Sebelum berdirinya Kesultanan Banten, daerah ini berada di bawah kekuasaan Kerajaan Salakanagara, Tarumanagara, Sunda, dan Pajajaran sebagai suatu Kadipaten (Propinsi). Ketika agama Islam berkembang dengan pesat dan meluasnya supremasi Kerajaan Pajajaran di Jawa Barat, daerah Banten lambat laun menjadi daerah protektorat Cirebon.
Sultan Banten pertama Maulana Hasanuddin (P. Sebakingkin), putra Sunan Gunung Jati, merupakan cikal bakal Sultan-sultan Banten (1552-1823). Seperti halnya daerah-daerah lain, mata uang Cina merupakan satu-satunya alat pembayaran yang digunakan dalam perdagangan dan kehidupan sehari-hari.
Orang-orang Eropa yang pertama kali mengunjungi pulau Jawa pada akhir abad XVI, menemukan adanya pemakaian uang Cina (cash) ini baik yang berasal dari Cina sendiri maupun tiruan timah setempat. Mereka juga menyebutkan kehadiran pemalsu uang bangsa Cina yang membuatnya di Banten.
Menurut Linschoten, yang singgah di pelabuhan Banten pada 1590, jenis uang yang digunakan hanyalah apa yang disebut “caixa” (kasha), di antaranya 200 caixas = 1 sata dan 1000 caixas = 1 crusaat Portugis atau 3 Carolus Gulden Belanda. Menurut Houtman, 116 caixas = 1 real. Sangat disayangkan mata uang tersebut tidak pernah ditemukan lagi.
Adapun mata uang Banten (picis) yang berdasarkan atas prototipe uang Cina (cash) terdiri atas dua tipe:
Pertama, bertuliskan huruf Jawa “Pangeran Ratu”, diperkirakan merupakan jenis uang tertua yang diketahui orang sejauh ini. Jika dilihat dari jenis aksara yang digunakan, jelas menunjukkan pengaruh kebudayaan Jawa yang masih kuat. Kemungkinan uang ini berasal dari masa sebelum abad XIV atau pada masa awal berdirinya Kesultanan Banten. Tidaklah dapat dipastikan penguasa (raja) mana yang mengeluarkannya karena gelar tersebut di atas digunakan oleh seorang putra raja atau seorang pangeran dari keluarga kerajaan.

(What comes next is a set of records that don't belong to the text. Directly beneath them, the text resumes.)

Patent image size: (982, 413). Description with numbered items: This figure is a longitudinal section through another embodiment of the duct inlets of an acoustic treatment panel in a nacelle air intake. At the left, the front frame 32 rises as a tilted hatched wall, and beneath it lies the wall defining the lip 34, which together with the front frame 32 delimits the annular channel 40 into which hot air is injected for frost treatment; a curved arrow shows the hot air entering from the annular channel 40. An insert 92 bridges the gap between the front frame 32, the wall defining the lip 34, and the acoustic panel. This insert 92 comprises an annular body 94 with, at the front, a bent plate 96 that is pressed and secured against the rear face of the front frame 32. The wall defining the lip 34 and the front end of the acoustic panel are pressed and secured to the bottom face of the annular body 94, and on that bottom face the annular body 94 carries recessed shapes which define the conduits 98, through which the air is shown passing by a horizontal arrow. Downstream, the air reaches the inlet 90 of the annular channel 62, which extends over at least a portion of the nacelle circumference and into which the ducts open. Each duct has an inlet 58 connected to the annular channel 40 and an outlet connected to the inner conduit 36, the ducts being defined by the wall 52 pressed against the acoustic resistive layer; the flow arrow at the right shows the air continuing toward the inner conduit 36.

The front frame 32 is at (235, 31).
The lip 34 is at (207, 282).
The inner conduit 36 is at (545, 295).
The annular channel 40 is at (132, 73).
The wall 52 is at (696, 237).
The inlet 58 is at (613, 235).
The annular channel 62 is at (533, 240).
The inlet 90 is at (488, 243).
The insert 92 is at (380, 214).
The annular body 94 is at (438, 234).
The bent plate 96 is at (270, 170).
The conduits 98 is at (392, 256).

Raffles memperkirakan uang tersebut dibuat tahun 1569 yang merupakan tahun menjelang wafatnya Sultan Hasanuddin. Jenis uang ini berukuran besar, sedang, dan kecil dengan lubang segi enam dan terbuat dari bahan tembaga. Mata uang dengan ukuran yang lebih kecil mempunyai bentuk dan corak yang sama seperti di atas tetapi pada sisi belakang terdapat suatu tulisan atau semacam tanda cetak.
Jenis kedua bertuliskan angka Jawa (40) sebanyak enam kali dan berlubang segi lima. Pada masing-masing sudut ada yang tumpul dan runcing ke dalam, terbuat dari bahan yang sama. Belum diketahui apakah angka 40 ada hubungannya dengan peringatan sesuatu peristiwa (candrasangkala) atau tahun pemerintahan dari seorang penguasa.
Kedua, bertuliskan huruf Arab Melayu yang terdiri atas beberapa macam. Yang bertuliskan “Pangeran Ratu Ing Banten” (P. Ratu dari Banten) dikeluarkan oleh S. Abdul Mufakhir Muhammad, terbuat dari bahan tembaga dan ada pula timah, dengan bentuk, ukuran, dan lubang seperti yang disebutkan terdahulu.
S. Abu’l Ma’ali Ahmad Rahmatullah (1650—1) pernah mengeluarkan picis timah dan tembaga yang bertuliskan “as-Sultan Abu’l Ma’ali”. Diikuti oleh S. Abu’l Fatah Muh. Syifa’ Zainul Arifin yang bertuliskan “Picis Banten Sanat 1147, 1149, atau 1146” atau 1733 M dan 1753 M. Selanjutnya S. Abu’l Nasar Muh. ‘Arif Zainul Asyikin merupakan Sultan Banten terakhir yang mengeluarkan uang picis bertuliskan “Alamat Picis Banten Sanat 1181” (1767). Kedua sultan terakhir ini juga mengeluarkan picis dari bahan timah.
Kekuasaan asing di Banten bermula dengan dibukanya kantor dagang Kompeni Inggris pada 1602-1678, disusul kemudian oleh Kompeni Belanda tahun 1659. Setelah pemerintahan Banten berhasil menanamkan kekuasaannya, maka terbentuklah Kabupaten Serang (1816), Kabupaten Lebak (1813), Kabupaten Pandeglang (1848), dan Kabupaten Rangkasbitung (?). Pada 1832 Kesultanan Banten dihapus secara definitif oleh Pemerintah Hindia Belanda dan berada di bawah pemerintahan Keresidenan Banten.